Chinmayee Pradhan is a London-based Indian artist whose practice explores themes of gender, identity, power dynamics, and technology within South Asian culture.
Inspired by Hindu mythology and its intersections with modern life, Chinmayee interrogates the disjunction between a culture that worships powerful goddesses like Kali, but whose women still have to navigate patriarchal structures. Past projects include the multi-media installation "The Cyborg Goddess" advocating a fusion of mechanical and the divine, and the photographic series Mother and Machines/Alien Mother depicting the artist’s mother surrounded by household appliances in various domestic settings. “Even though these machines are made for women to use, they have designs that cater more towards the comfort of men, be it a mixer or a vehicle,” Chinmayee explains.
Having graduated earlier this year with an MA in Art and Science from Central Saint Martins, Chinmayee’s degree show installation was shortlisted for the 2023 Cass Art Award. Inspired by her childhood in Odisha in Eastern India – where she returned to live for several years during the COVID-19 pandemic – Chinmayee’s practice is infused with Hindu mythological stories recounted by her grandfather, and with an awareness of the millenia-old temple art and architecture of her province. Her postcolonial, feminist practice encompasses several mediums: from flat acrylic mural paintings to multi-media installations, embroidery, video and photography. “I want my practice to be a middle ground between a new world of digital and domestic technologies and an old world of traditional crafts and myth,” Chinmayee explains.

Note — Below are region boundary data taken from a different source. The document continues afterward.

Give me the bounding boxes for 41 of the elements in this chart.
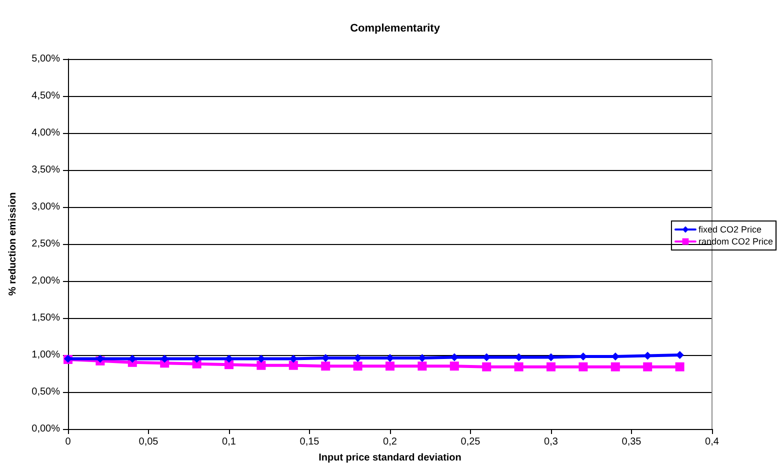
- y-tick-label: 0,00%: [32, 424, 60, 434]
- point: [643, 362, 652, 372]
- x-tick-label: 0,25: [460, 436, 481, 448]
- point: [288, 360, 298, 370]
- point: [514, 362, 524, 372]
- point: [578, 362, 588, 372]
- point: [256, 360, 266, 370]
- y-tick-label: 1,00%: [32, 350, 60, 360]
- point: [675, 362, 684, 372]
- x-tick-label: 0,05: [138, 436, 159, 448]
- point: [450, 362, 459, 371]
- x-tick-label: 0,35: [622, 436, 642, 448]
- y-tick-label: 3,50%: [32, 164, 60, 176]
- y-tick-label: 5,00%: [32, 54, 60, 64]
- x-tick-label: 0,4: [705, 436, 720, 448]
- y-tick-label: 4,00%: [32, 128, 60, 138]
- legend-label: fixed CO2 Price: [698, 224, 762, 234]
- x-tick-label: 0,1: [222, 436, 236, 448]
- point: [546, 362, 556, 372]
- y-tick-label: 0,50%: [32, 386, 60, 398]
- x-tick-label: 0,2: [383, 436, 398, 448]
- point: [225, 354, 233, 363]
- point: [224, 360, 234, 370]
- y-tick-label: 3,00%: [32, 202, 60, 212]
- point: [610, 362, 620, 372]
- point: [321, 362, 330, 371]
- point: [386, 362, 394, 371]
- y-tick-label: 2,00%: [32, 276, 60, 286]
- y-tick-label: 2,50%: [32, 238, 60, 250]
- y-tick-label: 1,50%: [32, 312, 60, 324]
- x-tick-label: 0,3: [544, 436, 558, 448]
- point: [547, 353, 555, 362]
- y-axis-title: % reduction emission: [8, 192, 18, 296]
- x-tick-label: 0,15: [300, 436, 320, 448]
- x-tick-label: 0: [65, 436, 72, 448]
- point: [353, 362, 362, 371]
- y-tick-label: 4,50%: [32, 90, 60, 102]
- point: [418, 362, 427, 371]
- point: [482, 362, 492, 372]
- chart-title: Complementarity: [350, 22, 441, 34]
- x-axis-title: Input price standard deviation: [318, 452, 462, 464]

Chinmayee makes work that demystifies female experience, spaces, sexuality and bodily experience, all within the context of South Asian culture. Many of her works explore the female body and to what extent women have control over the depictions, pleasures and types of labour their bodies experience or perform. “When I start making, it’s always a very basic idea in my head. I love testing out materials, placing so many different materials together in a maximalist approach,” Chinmayee explains. Her recent work uses not only traditional female crafts like beading and textiles, but also the colour red symbolising religious ritual and divine violence.
This year, Chinmayee is continuing to expand her skills in oil painting, soft robotics and electrical repairs. “In India there is a culture of fixing appliances yourself, salvaging parts and reusing appliances. I want to apply this mindset to my own work,” she says. “As an artist, I want to be constantly learning and refining.”